Digital will lose 15,000 jobs as a result of the Compaq takeover, according to sources close to the company in the US.
The figure represents a 50% increase on the 10,000 job losses estimated by Compaq following the takeover announcement in January. Compaq recently posted disappointing financial results, with profits down to $16 million (#9.6 million) including acquisition charges, a 96% drop on last year.
The results mean Compaq must send tougher signals to its shareholders and the market, according to Mark Raphael, industry analyst with the Meta Group.
"Compaq is well aware that it is stretching itself with this takeover and has to calm the market by showing that it can create a lean company and not be sentimental (about job losses)," he explained. "Compaq will want to keep most of Digital's sales and technical people but (many of) the product managers and administrative staff are superfluous."
The job losses will be mainly in manufacturing, said Mike Winkler, Compaq senior vice president of PC products. No jobs will be lost in services, the arm of Digital most coveted by Compaq. He refused to say how many staff would go at Digital's manufacturing plant in Scotland.

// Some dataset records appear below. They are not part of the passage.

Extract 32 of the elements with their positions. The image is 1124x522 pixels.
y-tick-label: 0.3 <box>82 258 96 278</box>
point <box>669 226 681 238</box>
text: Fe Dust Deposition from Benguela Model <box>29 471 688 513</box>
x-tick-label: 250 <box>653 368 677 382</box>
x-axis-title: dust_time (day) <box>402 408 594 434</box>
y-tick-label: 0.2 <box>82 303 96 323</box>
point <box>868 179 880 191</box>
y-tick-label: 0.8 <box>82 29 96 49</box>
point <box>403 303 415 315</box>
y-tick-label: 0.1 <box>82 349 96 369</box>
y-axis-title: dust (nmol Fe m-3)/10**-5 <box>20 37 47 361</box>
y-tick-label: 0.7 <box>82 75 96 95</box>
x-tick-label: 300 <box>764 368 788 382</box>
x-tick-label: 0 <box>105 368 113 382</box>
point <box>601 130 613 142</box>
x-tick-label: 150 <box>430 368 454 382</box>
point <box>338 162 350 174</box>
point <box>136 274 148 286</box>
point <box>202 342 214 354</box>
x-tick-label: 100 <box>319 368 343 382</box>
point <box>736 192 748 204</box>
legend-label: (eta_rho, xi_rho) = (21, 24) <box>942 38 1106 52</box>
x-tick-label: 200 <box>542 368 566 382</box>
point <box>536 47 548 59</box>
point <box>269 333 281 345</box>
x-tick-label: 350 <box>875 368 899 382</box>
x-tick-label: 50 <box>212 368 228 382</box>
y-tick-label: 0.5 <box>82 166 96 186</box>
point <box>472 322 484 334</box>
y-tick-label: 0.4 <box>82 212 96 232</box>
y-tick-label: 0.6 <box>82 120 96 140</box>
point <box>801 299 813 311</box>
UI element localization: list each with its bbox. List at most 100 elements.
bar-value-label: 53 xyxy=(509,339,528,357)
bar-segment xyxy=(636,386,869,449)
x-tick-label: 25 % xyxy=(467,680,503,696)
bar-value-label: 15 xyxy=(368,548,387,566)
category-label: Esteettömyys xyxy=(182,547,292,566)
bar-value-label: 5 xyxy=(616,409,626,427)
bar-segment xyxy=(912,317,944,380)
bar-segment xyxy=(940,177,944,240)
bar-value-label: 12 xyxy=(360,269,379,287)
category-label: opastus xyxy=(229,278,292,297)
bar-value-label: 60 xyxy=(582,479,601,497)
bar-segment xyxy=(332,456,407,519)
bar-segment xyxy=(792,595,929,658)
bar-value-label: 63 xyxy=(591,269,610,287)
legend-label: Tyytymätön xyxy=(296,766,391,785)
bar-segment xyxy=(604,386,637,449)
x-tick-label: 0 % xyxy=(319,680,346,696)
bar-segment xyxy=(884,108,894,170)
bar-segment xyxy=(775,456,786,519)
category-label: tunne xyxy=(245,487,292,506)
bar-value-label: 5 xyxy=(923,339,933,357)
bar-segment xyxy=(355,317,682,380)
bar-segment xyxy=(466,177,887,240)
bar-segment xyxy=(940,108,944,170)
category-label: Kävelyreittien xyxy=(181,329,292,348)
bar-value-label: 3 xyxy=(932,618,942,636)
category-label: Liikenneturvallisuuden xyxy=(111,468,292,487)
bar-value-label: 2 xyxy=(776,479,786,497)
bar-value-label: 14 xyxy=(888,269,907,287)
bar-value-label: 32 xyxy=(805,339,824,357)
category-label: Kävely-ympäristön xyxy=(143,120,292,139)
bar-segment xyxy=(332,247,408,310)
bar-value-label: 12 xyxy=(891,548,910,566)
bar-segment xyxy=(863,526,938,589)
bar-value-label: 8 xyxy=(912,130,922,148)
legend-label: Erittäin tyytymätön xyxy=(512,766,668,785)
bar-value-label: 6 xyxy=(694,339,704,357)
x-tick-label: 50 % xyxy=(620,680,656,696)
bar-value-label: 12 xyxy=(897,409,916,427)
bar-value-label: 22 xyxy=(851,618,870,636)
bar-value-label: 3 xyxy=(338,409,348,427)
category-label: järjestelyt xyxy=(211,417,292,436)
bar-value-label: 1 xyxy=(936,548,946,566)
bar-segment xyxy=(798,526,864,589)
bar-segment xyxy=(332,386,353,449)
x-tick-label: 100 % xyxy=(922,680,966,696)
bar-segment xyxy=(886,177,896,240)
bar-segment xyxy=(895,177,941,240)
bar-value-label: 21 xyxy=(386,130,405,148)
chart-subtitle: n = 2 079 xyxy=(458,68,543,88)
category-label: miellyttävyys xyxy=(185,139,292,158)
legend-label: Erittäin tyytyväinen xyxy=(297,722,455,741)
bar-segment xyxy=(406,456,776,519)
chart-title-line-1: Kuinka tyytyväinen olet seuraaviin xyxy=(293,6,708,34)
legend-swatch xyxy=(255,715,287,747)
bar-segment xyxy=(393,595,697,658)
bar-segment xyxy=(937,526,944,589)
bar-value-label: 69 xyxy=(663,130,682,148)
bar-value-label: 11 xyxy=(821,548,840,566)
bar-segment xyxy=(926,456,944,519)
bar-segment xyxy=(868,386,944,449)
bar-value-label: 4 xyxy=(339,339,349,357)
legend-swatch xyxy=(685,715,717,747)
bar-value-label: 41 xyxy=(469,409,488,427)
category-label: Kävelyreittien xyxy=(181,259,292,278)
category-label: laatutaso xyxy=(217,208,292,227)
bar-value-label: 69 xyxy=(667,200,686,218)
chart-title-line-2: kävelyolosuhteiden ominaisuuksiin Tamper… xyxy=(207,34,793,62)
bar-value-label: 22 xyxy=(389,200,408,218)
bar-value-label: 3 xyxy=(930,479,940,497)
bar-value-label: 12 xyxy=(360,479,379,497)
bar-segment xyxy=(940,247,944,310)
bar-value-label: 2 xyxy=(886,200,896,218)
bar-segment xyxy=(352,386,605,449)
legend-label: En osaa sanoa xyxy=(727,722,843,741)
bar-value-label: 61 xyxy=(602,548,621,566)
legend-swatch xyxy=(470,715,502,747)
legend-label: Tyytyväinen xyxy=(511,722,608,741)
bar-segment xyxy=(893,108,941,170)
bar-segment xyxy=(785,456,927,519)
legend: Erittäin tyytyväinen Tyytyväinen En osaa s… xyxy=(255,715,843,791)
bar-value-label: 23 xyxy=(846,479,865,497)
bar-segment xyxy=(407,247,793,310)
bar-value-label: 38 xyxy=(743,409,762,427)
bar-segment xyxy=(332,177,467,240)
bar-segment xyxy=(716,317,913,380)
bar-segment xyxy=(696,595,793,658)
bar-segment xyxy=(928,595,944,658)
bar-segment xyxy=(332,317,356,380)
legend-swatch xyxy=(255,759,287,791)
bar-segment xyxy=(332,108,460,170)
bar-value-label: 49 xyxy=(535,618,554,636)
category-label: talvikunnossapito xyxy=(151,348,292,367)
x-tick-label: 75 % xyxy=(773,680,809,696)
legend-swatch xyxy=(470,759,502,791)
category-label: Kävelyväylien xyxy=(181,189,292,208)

Compaq will also take a charge of between $1.5 billion (#0.9 billion) and $2 billion (#1.2 billion) as a result of "duplication of facilities and people". "There will be some reduction in workforce and a cost associated with that," a spokesman said.
Details on job losses and product lines will be released after the deal is finalised at a shareholders meeting on 11 June this year, he added.
Meta Group's Raphael has no doubt that the deal will go through and said that Digital's Open VMS and Unix technology would be the long-term victims of the takeover as Compaq focuses on its scalable NT servers.
Digital currently employs around 53,300 staff worldwide compared to over 130,000 in the 1980s. Raphael predicted that job cuts would continue long after the period following the takeover and expects another 5,000 to 10,000 redundancies over the next few years.